Intelligent Physics · Week 02 of 14
A model that fits your training data perfectly has usually memorized noise, not learned physics. Generalization is the only metric that matters.
Objectives
By the end of this week, you will be able to:
- Define bias and variance precisely, and explain why both are failure modes rather than opposites to be eliminated together
- Explain why training error alone never tells you whether a model has actually learned something useful
- Perform a train/test split and a k-fold cross-validation by hand on a small dataset, and explain what each estimates
- Recognize data leakage caused by near-duplicate or grouped samples, and apply group-aware splitting to avoid it
- Write and run your first scikit-learn code: loading data, splitting it, and computing a cross-validated error estimate
Prerequisites
This week assumes you have completed Week 1 and are comfortable with the following terms: feature, label, model, training, and the distinction between supervised and unsupervised learning. If any of these feel shaky, revisit the Week 1 Lesson before continuing.

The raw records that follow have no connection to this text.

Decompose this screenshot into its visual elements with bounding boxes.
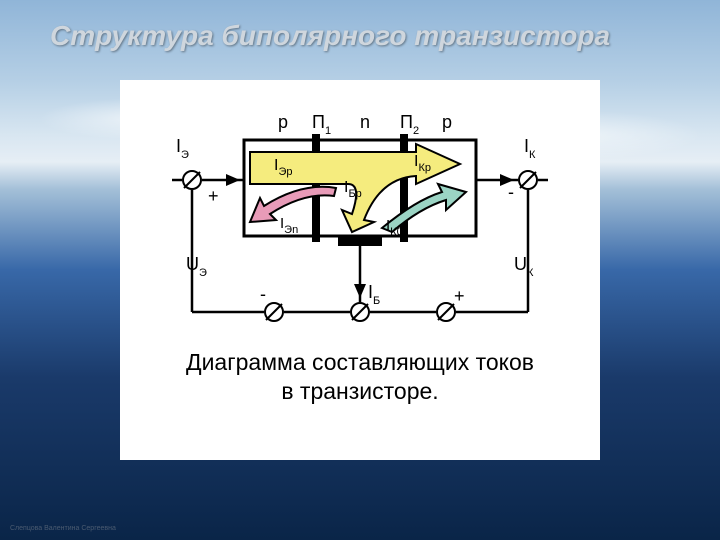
base-contact: [338, 236, 382, 246]
transistor-diagram: p n p П1 П2 IЭ IК UЭ UК IБ + - - + IЭр I…: [120, 80, 600, 340]
svg-text:UК: UК: [514, 254, 534, 279]
terminal-base-left: [265, 303, 283, 321]
svg-text:IБ: IБ: [368, 282, 380, 307]
svg-text:П2: П2: [400, 112, 419, 137]
svg-text:П1: П1: [312, 112, 331, 137]
diagram-panel: p n p П1 П2 IЭ IК UЭ UК IБ + - - + IЭр I…: [120, 80, 600, 460]
terminal-base-right: [437, 303, 455, 321]
caption-line-2: в транзисторе.: [120, 377, 600, 406]
terminal-collector: [519, 171, 537, 189]
credit: Слепцова Валентина Сергеевна: [10, 525, 116, 532]
diagram-caption: Диаграмма составляющих токов в транзисто…: [120, 348, 600, 406]
terminal-base-center: [351, 303, 369, 321]
slide: Структура биполярного транзистора: [0, 0, 720, 540]
svg-text:IЭ: IЭ: [176, 136, 189, 161]
svg-text:+: +: [208, 186, 219, 206]
svg-text:-: -: [260, 284, 266, 304]
page-title: Структура биполярного транзистора: [50, 20, 670, 52]
terminal-emitter: [183, 171, 201, 189]
svg-text:UЭ: UЭ: [186, 254, 207, 279]
svg-text:p: p: [442, 112, 452, 132]
svg-text:+: +: [454, 286, 465, 306]
svg-text:n: n: [360, 112, 370, 132]
svg-text:p: p: [278, 112, 288, 132]
caption-line-1: Диаграмма составляющих токов: [120, 348, 600, 377]
svg-text:IК: IК: [524, 136, 536, 161]
svg-text:-: -: [508, 182, 514, 202]
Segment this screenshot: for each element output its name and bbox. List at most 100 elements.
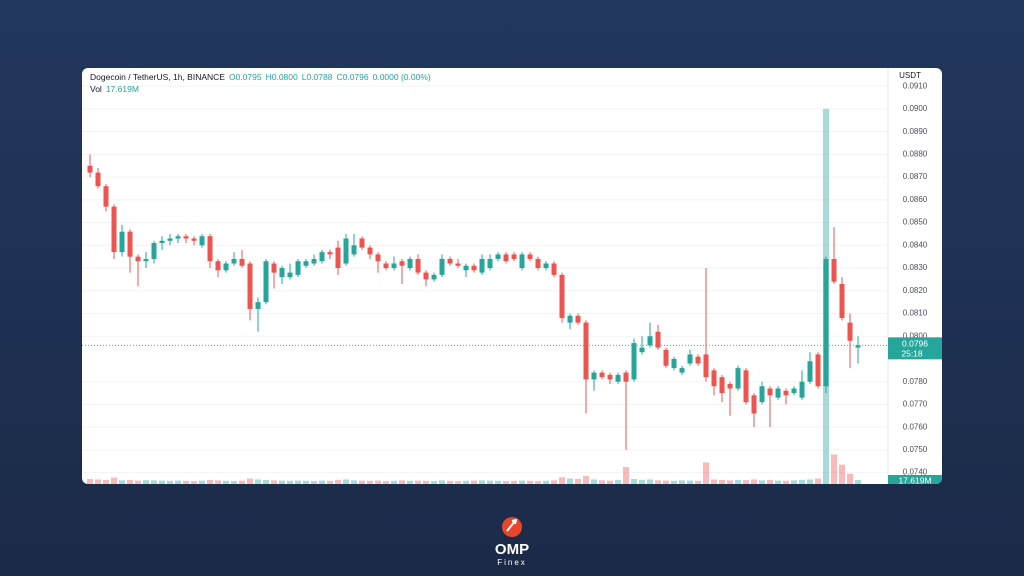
candle-body bbox=[471, 265, 477, 271]
candle-body bbox=[647, 336, 653, 346]
volume-bar bbox=[479, 480, 485, 484]
y-tick-label: 0.0800 bbox=[903, 331, 928, 340]
volume-bar bbox=[399, 480, 405, 484]
candle-body bbox=[591, 372, 597, 380]
candle-body bbox=[743, 370, 749, 403]
candle-body bbox=[655, 331, 661, 348]
candle-body bbox=[199, 236, 205, 246]
y-tick-label: 0.0840 bbox=[903, 240, 928, 249]
candle-body bbox=[527, 254, 533, 259]
y-tick-label: 0.0750 bbox=[903, 445, 928, 454]
candle-body bbox=[495, 254, 501, 259]
candle-body bbox=[143, 258, 149, 262]
volume-bar bbox=[735, 479, 741, 484]
candle-body bbox=[719, 377, 725, 394]
chart-card bbox=[82, 68, 942, 484]
candle-body bbox=[735, 368, 741, 389]
candle-body bbox=[223, 263, 229, 271]
volume-bar bbox=[95, 479, 101, 484]
candle-body bbox=[447, 258, 453, 264]
volume-bar bbox=[239, 480, 245, 484]
candle-body bbox=[567, 315, 573, 323]
volume-bar bbox=[783, 480, 789, 484]
volume-bar bbox=[471, 480, 477, 484]
volume-bar bbox=[815, 478, 821, 484]
volume-bar bbox=[655, 480, 661, 484]
candle-body bbox=[559, 274, 565, 319]
candle-body bbox=[159, 240, 165, 244]
candle-body bbox=[423, 272, 429, 280]
candle-body bbox=[575, 315, 581, 323]
candle-body bbox=[431, 274, 437, 280]
candle-body bbox=[375, 254, 381, 262]
volume-bar bbox=[775, 480, 781, 484]
candle-body bbox=[479, 258, 485, 273]
candle-body bbox=[327, 252, 333, 255]
volume-bar bbox=[407, 480, 413, 484]
volume-bar bbox=[455, 481, 461, 484]
candle-body bbox=[695, 356, 701, 364]
volume-bar bbox=[271, 480, 277, 484]
volume-bar bbox=[383, 481, 389, 484]
candle-body bbox=[135, 256, 141, 262]
volume-bar bbox=[559, 477, 565, 484]
volume-bar bbox=[159, 480, 165, 484]
volume-bar bbox=[191, 481, 197, 484]
volume-bar bbox=[671, 480, 677, 484]
brand-name: OMP bbox=[495, 541, 529, 558]
candle-body bbox=[583, 322, 589, 380]
volume-bar bbox=[143, 480, 149, 484]
candle-body bbox=[295, 261, 301, 275]
volume-bar bbox=[199, 480, 205, 484]
candle-body bbox=[639, 347, 645, 353]
candle-body bbox=[823, 258, 829, 387]
volume-bar bbox=[607, 480, 613, 484]
candle-body bbox=[463, 265, 469, 271]
volume-bar bbox=[767, 479, 773, 484]
candle-body bbox=[279, 268, 285, 278]
volume-bar bbox=[279, 480, 285, 484]
volume-bar bbox=[295, 480, 301, 484]
ohlc-low: L0.0788 bbox=[301, 72, 333, 82]
volume-bar bbox=[119, 480, 125, 484]
volume-bar bbox=[527, 480, 533, 484]
volume-bar bbox=[535, 481, 541, 484]
candle-body bbox=[239, 258, 245, 266]
candle-body bbox=[783, 390, 789, 396]
candle-body bbox=[383, 263, 389, 269]
y-tick-label: 0.0850 bbox=[903, 218, 928, 227]
candle-body bbox=[87, 165, 93, 173]
candle-body bbox=[703, 354, 709, 378]
candle-body bbox=[103, 186, 109, 207]
volume-bar bbox=[639, 479, 645, 484]
candle-body bbox=[127, 231, 133, 257]
y-tick-label: 0.0810 bbox=[903, 309, 928, 318]
axis-unit: USDT bbox=[899, 71, 921, 80]
ohlc-close: C0.0796 bbox=[336, 72, 369, 82]
candle-body bbox=[167, 238, 173, 241]
volume-bar bbox=[439, 480, 445, 484]
volume-bar bbox=[719, 479, 725, 484]
volume-bar bbox=[543, 480, 549, 484]
volume-label: Vol bbox=[90, 84, 102, 94]
volume-bar bbox=[263, 479, 269, 484]
candle-body bbox=[119, 231, 125, 253]
volume-value-box bbox=[888, 475, 942, 484]
volume-bar bbox=[631, 478, 637, 484]
plot: 0.0740 0.0750 0.0760 0.0770 0.0780 0.0800 0.08… bbox=[82, 68, 942, 484]
candle-body bbox=[847, 322, 853, 341]
volume-header: Vol 17.619M bbox=[90, 84, 139, 94]
volume-bar bbox=[423, 480, 429, 484]
candle-body bbox=[247, 263, 253, 309]
candle-body bbox=[191, 238, 197, 241]
volume-bar bbox=[791, 480, 797, 484]
candle-body bbox=[351, 245, 357, 255]
candle-body bbox=[711, 370, 717, 387]
volume-bar bbox=[711, 479, 717, 484]
candle-body bbox=[671, 358, 677, 369]
volume-bar bbox=[751, 479, 757, 484]
candle-body bbox=[855, 345, 861, 348]
symbol-title: Dogecoin / TetherUS, 1h, BINANCE bbox=[90, 72, 225, 82]
volume-bar bbox=[207, 479, 213, 484]
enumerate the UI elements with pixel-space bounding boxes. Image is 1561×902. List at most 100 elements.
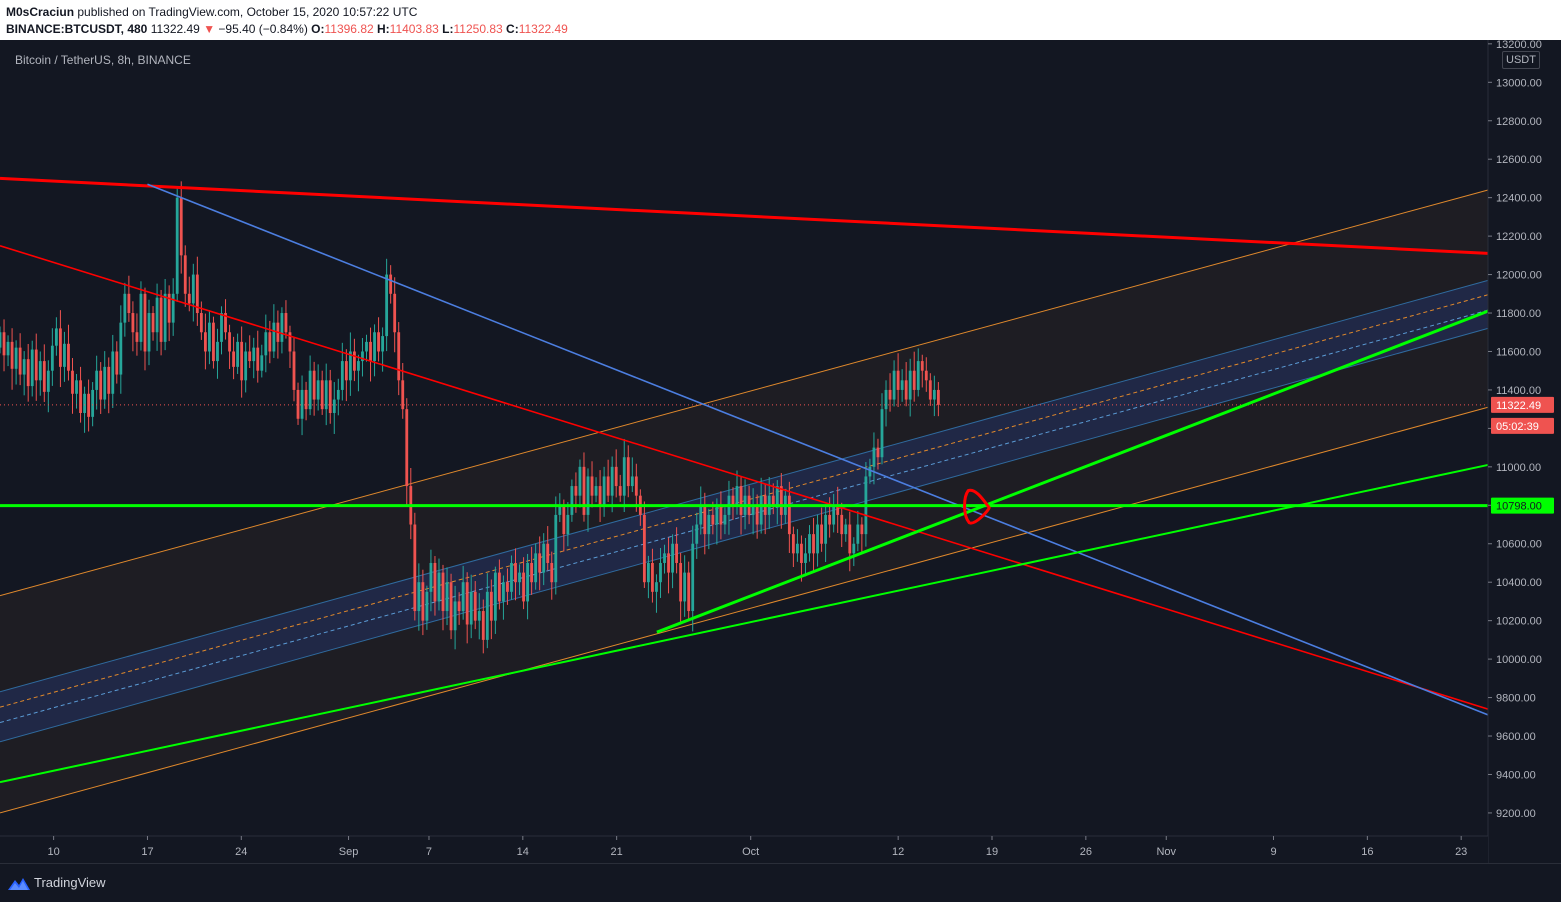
candle[interactable] <box>252 347 256 362</box>
candle[interactable] <box>598 486 602 506</box>
candle[interactable] <box>195 274 199 314</box>
candle[interactable] <box>159 297 163 342</box>
candle[interactable] <box>99 370 103 400</box>
candle[interactable] <box>473 591 477 621</box>
candle[interactable] <box>735 486 739 506</box>
candle[interactable] <box>187 293 191 304</box>
candle[interactable] <box>594 486 598 496</box>
author-name[interactable]: M0sCraciun <box>6 5 75 19</box>
candle[interactable] <box>844 524 848 535</box>
candle[interactable] <box>820 524 823 544</box>
candle[interactable] <box>924 370 928 381</box>
candle[interactable] <box>208 322 211 352</box>
candle[interactable] <box>139 293 143 342</box>
orange-channel-lower[interactable] <box>0 406 1489 814</box>
candle[interactable] <box>663 553 666 563</box>
candle[interactable] <box>417 582 421 612</box>
candle[interactable] <box>67 343 70 371</box>
candle[interactable] <box>123 293 127 323</box>
candle[interactable] <box>332 399 336 414</box>
candle[interactable] <box>135 332 139 342</box>
candle[interactable] <box>655 582 658 592</box>
candle[interactable] <box>522 572 525 602</box>
candle[interactable] <box>481 611 485 640</box>
candle[interactable] <box>936 389 940 405</box>
candle[interactable] <box>324 380 328 410</box>
candle[interactable] <box>477 611 481 621</box>
candle[interactable] <box>425 591 429 621</box>
candle[interactable] <box>449 582 453 631</box>
candle[interactable] <box>574 486 578 496</box>
price-chart[interactable]: 9200.00 9400.00 9600.00 9800.00 10000.00 1020… <box>0 40 1561 863</box>
candle[interactable] <box>888 389 892 400</box>
candle[interactable] <box>465 582 469 625</box>
candle[interactable] <box>671 543 674 573</box>
circled-intersection-marker[interactable] <box>963 488 991 525</box>
candle[interactable] <box>908 370 912 400</box>
blue-channel-upper[interactable] <box>0 279 1489 693</box>
candle[interactable] <box>212 322 215 362</box>
candle[interactable] <box>707 514 711 535</box>
candle[interactable] <box>518 572 521 583</box>
candle[interactable] <box>119 322 123 375</box>
candle[interactable] <box>659 562 662 583</box>
candle[interactable] <box>232 351 235 367</box>
candle[interactable] <box>751 505 755 515</box>
candle[interactable] <box>775 486 779 506</box>
candle[interactable] <box>373 332 376 362</box>
candle[interactable] <box>453 601 457 631</box>
candle[interactable] <box>26 359 30 387</box>
candle[interactable] <box>566 514 570 535</box>
candle[interactable] <box>336 389 340 400</box>
candle[interactable] <box>224 313 227 333</box>
candle[interactable] <box>155 297 159 333</box>
candle[interactable] <box>457 601 461 612</box>
candle[interactable] <box>787 495 791 535</box>
candle[interactable] <box>876 447 880 458</box>
candle[interactable] <box>904 380 908 400</box>
candle[interactable] <box>618 486 622 496</box>
candle[interactable] <box>860 524 864 535</box>
candle[interactable] <box>421 582 425 621</box>
candle[interactable] <box>816 524 819 554</box>
candle[interactable] <box>646 562 650 583</box>
candle[interactable] <box>361 351 364 362</box>
candle[interactable] <box>240 341 244 381</box>
green-trendline[interactable] <box>0 463 1489 784</box>
candle[interactable] <box>779 486 783 515</box>
candle[interactable] <box>489 591 493 621</box>
candle[interactable] <box>63 343 66 367</box>
candle[interactable] <box>46 370 50 392</box>
candle[interactable] <box>433 562 437 602</box>
candle[interactable] <box>199 313 203 333</box>
candle[interactable] <box>731 495 735 506</box>
candle[interactable] <box>308 370 312 410</box>
candle[interactable] <box>34 349 38 381</box>
candle[interactable] <box>614 466 618 487</box>
candle[interactable] <box>75 380 78 394</box>
candle[interactable] <box>272 322 276 352</box>
candle[interactable] <box>54 328 58 346</box>
candle[interactable] <box>300 389 304 419</box>
candle[interactable] <box>401 380 405 410</box>
candle[interactable] <box>296 389 300 419</box>
candle[interactable] <box>675 543 679 563</box>
candle[interactable] <box>236 341 240 367</box>
candle[interactable] <box>912 370 916 390</box>
candle[interactable] <box>320 380 324 410</box>
candle[interactable] <box>111 351 115 394</box>
candle[interactable] <box>610 466 614 496</box>
candle[interactable] <box>530 562 534 583</box>
candle[interactable] <box>534 553 538 583</box>
candle[interactable] <box>542 543 546 573</box>
candle[interactable] <box>691 543 695 612</box>
candle[interactable] <box>143 293 147 352</box>
candle[interactable] <box>260 355 264 371</box>
candle[interactable] <box>268 332 272 352</box>
candle[interactable] <box>932 389 936 400</box>
candle[interactable] <box>42 361 46 392</box>
candle[interactable] <box>578 466 582 496</box>
candle[interactable] <box>715 505 719 525</box>
candle[interactable] <box>497 572 501 602</box>
candle[interactable] <box>18 347 22 375</box>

From this week onward, you will write short Python scripts. No prior programming experience is assumed, but you will need a working Python environment with scikit-learn installed; setup instructions are given on the Practical Work page.
This week's pages
Every method from Week 3 onward — regression, classification, neural networks, graph networks — will be evaluated using the validation tools introduced this week. If you do not trust your validation procedure, you cannot trust any accuracy number reported later in the course, no matter how sophisticated the model.
Looking ahead
Week 3 introduces linear and regularized regression, and the first real feature-engineering decisions for materials problems. The cross-validation procedure from this week will be used immediately to judge whether those models generalize.